Staying In The Cloud: Does It Make Sense For Your Company?
The allure of cloud services is something most startups can understand. When you have big ideas and little capital, you need the technology that will enable you to move fast.
One of the most effective tools for this is Amazon Web Services. When you don’t have to reinvent the infrastructure wheel, you can pour your investments into areas that produce real innovation and value to your industry. At the early stages, operating in the cloud is an easy decision to get a startup’s technology off the ground.
Flash-Forward a Couple of Years: Your startup is rapidly growing, along with your data. You’ve now reached the crossroad that every startup faces as it matures. This is the point where the financial cost of staying with a cloud provider is possibly higher than owning and maintaining your own infrastructure. When you hit that price point, it’s time for some difficult conversations about whether or not it will continue to be advantageous to stay with the cloud. Many startups choose to leave the cloud behind and begin utilizing their own infrastructures, which is a valid move. However, far too often companies view this as their only option, which is simply not the case.
Why Staying in the Cloud May Be the Smart Move
Continuing to scale within a cloud infrastructure can provide a bright future for mature startups. Here are a few reasons why:
Ability to Support Exponential Growth: Mature startups usually grow at a substantial pace, expanding the number of servers used. Despite contrary chatter in the startup community, maturity doesn’t equate being able to support growth without being partnered with some kind of cloud service.

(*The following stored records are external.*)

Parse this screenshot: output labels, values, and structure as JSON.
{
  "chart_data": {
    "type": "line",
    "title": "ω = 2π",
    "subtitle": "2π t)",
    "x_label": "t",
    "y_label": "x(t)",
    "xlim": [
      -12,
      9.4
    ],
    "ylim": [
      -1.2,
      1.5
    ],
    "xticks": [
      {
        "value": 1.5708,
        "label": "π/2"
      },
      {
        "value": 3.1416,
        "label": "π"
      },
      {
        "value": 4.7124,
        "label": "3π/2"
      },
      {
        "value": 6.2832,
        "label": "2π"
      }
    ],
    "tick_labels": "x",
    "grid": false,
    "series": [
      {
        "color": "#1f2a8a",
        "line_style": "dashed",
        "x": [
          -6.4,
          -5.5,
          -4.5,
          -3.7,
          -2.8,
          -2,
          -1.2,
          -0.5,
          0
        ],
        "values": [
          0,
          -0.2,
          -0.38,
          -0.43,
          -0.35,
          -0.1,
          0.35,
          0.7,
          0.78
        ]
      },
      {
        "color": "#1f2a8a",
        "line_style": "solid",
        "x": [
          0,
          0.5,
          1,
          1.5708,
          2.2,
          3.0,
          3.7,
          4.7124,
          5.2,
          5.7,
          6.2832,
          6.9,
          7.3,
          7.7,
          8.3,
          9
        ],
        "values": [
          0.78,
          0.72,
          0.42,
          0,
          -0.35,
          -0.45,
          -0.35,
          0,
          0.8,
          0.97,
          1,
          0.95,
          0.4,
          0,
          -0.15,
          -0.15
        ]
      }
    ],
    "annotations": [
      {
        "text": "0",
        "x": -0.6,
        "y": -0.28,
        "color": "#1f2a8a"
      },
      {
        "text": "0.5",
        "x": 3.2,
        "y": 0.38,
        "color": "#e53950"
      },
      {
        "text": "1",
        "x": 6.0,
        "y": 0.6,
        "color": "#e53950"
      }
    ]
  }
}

Whether preparing for an increase in website traffic or international expansion, a cloud infrastructure allows companies to adjust the number of servers they need in real time.
Sophistication of an Established Cloud Platform: It’s often very difficult for startups to achieve on their own the same level of sophistication in infrastructure that an established cloud platform offers. Tools such as Amazon Web Services make it easy to recover from hardware failures. Say, for example, your RDS database goes down. AWS can recover it within minutes without any action needed on your part. Without the cloud in that instance, downtime would have been much longer, and every tech company knows that downtime can be deadly. And of course there’s the upfront investment required to design an infrastructure to begin with.
Hidden Costs of Going Off the Cloud: Sometimes people overlook the hidden costs of going off the cloud. It’s not just the manpower required to manage the infrastructure and the financial cost of acquiring servers. Think of the missed opportunity in innovation and business partnerships if you were to suddenly need to launch, say, 200 servers to try something new on infrastructure that doesn’t support it. Building out infrastructure takes time and in the technology sphere, time is a commodity you can’t afford to lose when operating in a fast-moving market.
It Encourages Innovation: In the same vein as the reason above, cloud computing encourages people to try a lot of different things simply because it’s easy to do so. You can’t put a price on an infrastructure solution that inspires innovation for our engineers.
You Have Access to a Powerhouse Arsenal of Services: Many cloud providers offer additional services on top of just renting virtual server space (e.g., (Microsoft Azure’s Cassandra and AWS’s Elastic MapReduce) so companies don’t need to build and maintain these services on their own. While it’s possible to use a select portion of Amazon’s services with our own infrastructure, the services in their cloud environment have a tight integration between their services and the reduced latency of accessing their services through their infrastructure.
The Cloud Forces Us to Design Redundant Architecture: The cloud forces startups to design systems that anticipate the possibility of servers going down at anytime. Organizations in the cloud are prepared for instance failure and have eliminated almost all “emergencies” within their organization. If a server or database node goes down, applications will continue to work without any problems because a new server or database node will automatically come up. Cloud allows startups to design for redundancy everywhere, something you may not achieve if you own your own costly hardware.
Every case is different and it’s important to continue finding the balance between utilizing cloud services and owning actual hardware. But it’s just as important to realize that you don’t have to give up the cloud just because your company has grown to a certain size. The Cloud can be a proven infrastructure solution to keep you nimble, agile, and right where you want to be–the fast lane–during a very exciting time in the tech industry.